Located within easy driving distance of Sai Kung, although with no minibus access, and with a moderately treacherous short cut to Tai Mong Tsai Road (best avoided in your new Laboutins), the individual developments are loosely grouped collections of village houses, each with its own swimming pool (Jade Villa’s is the newest).
Built in the 1980s and early 90s, the developments were designed by Dorothy Wong, who targeted the expat market with communal areas, well-spaced houses with gardens and practical internal layouts. Some are subdivided into apartments, and garden sizes vary from the large and lawned to tiny patios. Parking is easy and abundant, and well-placed speed bumps slow down all but the most notorious taxi drivers.
During summer, the pools attract relaxed groups of expatriate and local families and helpers, while major festivals – Chinese New Year, Christmas, Halloween – bring out a rash of colourful decorations and usually an impromptu party or two.
Residents remark that the mood in the developments treads the fine line between welcoming and intrusive. You can pop out for a
glass of wine with neighbours (shoes optional) or stay home and be reasonably secure from nosy parkers peering over the fence.
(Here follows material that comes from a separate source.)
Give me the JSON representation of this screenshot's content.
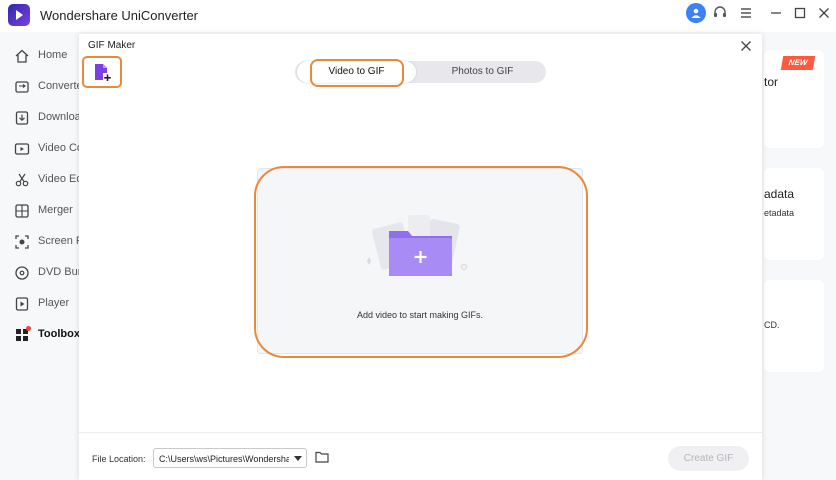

Dog walkers and fitness fans gather every morning to tackle the brutal hill from Ngau Liu up to the MacLehose Trial – and on to Ma On Shan for real die-hards.
Further down Lung Mei Tsuen Road – which has been under redevelopment for four years and counting – the community spirit is spreading to new developments The Rock and Phoenix Palm Villas.
Commuters to Hong Kong Island have the option of turning right or left at the bottom of Chuk Yeung Road. Right takes you along the shorter, but more congested Hiram’s Highway, while left heads along Sai Sha Road, through Ma On Shan with the option of taking any of the cross-harbour tunnels.